John at Darkstar wrote:
The interesting thing is "who has interest in
which users identity".
Lets make an example, some organization sets up a site with a honeypot
and logs all visitors. Then they correlates that with RC-logs from
Wikipedia and then checks out who adds external links back to
themselves. They do not need direct access to Wikipedia logs or the raw
traffic.
There is only one valid reason as I see it to avoid certain stat
engines, and that is to block advertising companies from getting
information about the readers. The writers does not have any real
anonymity at all.
John
Indeed they could. But even so, they would still have great difficulty
in getting more than a small fraction of Wikipedia's readers to both
visit the honeypot and make an edit that links to it, and the vast
majority of unaffected users will still avoid being bitten by this
attack.
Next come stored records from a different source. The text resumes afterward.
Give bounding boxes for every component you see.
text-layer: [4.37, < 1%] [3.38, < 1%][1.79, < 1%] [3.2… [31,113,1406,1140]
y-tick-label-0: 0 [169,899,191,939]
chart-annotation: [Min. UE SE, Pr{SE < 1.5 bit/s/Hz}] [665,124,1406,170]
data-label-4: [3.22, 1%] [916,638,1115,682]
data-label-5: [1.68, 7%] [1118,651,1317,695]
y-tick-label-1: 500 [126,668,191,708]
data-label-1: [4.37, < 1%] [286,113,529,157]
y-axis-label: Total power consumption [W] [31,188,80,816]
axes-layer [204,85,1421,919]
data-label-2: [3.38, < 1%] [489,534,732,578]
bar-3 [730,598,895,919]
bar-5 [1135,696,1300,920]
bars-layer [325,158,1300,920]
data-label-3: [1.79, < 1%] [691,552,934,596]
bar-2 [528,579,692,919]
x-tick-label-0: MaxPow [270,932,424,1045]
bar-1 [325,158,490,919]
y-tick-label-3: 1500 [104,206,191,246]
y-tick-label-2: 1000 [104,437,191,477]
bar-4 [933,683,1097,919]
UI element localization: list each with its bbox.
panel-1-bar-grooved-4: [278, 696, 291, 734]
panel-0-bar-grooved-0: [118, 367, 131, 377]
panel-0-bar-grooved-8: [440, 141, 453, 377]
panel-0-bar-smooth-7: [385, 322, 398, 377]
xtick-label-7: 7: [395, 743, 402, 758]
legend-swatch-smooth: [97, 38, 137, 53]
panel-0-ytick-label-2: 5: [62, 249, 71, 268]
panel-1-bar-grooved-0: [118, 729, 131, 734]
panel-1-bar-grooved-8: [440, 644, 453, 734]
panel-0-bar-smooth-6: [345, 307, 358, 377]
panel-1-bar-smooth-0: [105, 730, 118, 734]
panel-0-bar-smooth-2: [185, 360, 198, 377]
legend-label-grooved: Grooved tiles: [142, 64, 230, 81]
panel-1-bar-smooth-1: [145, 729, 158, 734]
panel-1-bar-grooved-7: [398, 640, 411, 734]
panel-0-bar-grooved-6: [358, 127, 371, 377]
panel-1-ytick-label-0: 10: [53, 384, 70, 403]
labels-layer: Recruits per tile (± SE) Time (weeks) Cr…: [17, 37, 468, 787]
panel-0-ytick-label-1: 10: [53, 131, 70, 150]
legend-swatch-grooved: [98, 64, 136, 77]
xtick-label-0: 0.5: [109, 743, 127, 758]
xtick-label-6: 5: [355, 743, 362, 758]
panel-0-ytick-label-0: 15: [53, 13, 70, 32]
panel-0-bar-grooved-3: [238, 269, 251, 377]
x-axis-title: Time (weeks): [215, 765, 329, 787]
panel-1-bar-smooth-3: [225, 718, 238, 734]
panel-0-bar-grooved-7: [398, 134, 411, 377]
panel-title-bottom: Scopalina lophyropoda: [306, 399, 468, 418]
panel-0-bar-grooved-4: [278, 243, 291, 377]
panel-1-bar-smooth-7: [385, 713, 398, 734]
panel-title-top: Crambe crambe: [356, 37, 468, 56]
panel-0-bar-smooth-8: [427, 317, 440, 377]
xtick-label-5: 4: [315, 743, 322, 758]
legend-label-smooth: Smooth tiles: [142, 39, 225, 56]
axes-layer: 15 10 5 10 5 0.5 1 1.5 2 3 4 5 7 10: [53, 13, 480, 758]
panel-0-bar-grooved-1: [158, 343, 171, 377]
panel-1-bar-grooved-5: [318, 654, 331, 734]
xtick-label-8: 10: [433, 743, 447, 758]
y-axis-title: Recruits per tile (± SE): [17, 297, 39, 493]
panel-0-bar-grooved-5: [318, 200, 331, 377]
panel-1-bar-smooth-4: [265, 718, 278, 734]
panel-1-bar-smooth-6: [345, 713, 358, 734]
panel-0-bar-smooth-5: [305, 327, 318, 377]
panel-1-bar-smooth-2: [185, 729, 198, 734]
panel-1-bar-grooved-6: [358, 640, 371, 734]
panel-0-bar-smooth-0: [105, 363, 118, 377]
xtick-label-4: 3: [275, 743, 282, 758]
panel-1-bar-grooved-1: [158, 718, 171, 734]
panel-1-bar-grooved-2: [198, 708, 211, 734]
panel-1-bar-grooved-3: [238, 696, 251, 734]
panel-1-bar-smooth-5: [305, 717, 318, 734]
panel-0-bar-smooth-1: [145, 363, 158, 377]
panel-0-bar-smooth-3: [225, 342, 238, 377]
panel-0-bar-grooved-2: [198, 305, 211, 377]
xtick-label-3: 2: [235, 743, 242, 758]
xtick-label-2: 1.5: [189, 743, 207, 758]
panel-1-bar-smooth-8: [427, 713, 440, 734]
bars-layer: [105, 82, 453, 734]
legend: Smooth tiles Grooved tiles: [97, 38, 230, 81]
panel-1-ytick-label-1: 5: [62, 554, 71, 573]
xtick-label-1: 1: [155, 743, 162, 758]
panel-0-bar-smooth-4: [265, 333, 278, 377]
And even then, they will still only have obtained a mapping
between the user's current IP and their Wikipedia account, and will
still have to correlate this back to a personal identity, which is often
harder than it might seem to be in theory.
The world is a dangerous place, but just because privacy and security
can never be absolute is not a reason to make good faith efforts to
preserve it as much of both as reasonably possible within the limits of
time and resources available.
Just because a door can be knocked down with a sledgehammer (or a wall
demolished with a pneumatic hammer) is not a reason not to have a lock
on it, or a door there in the first place.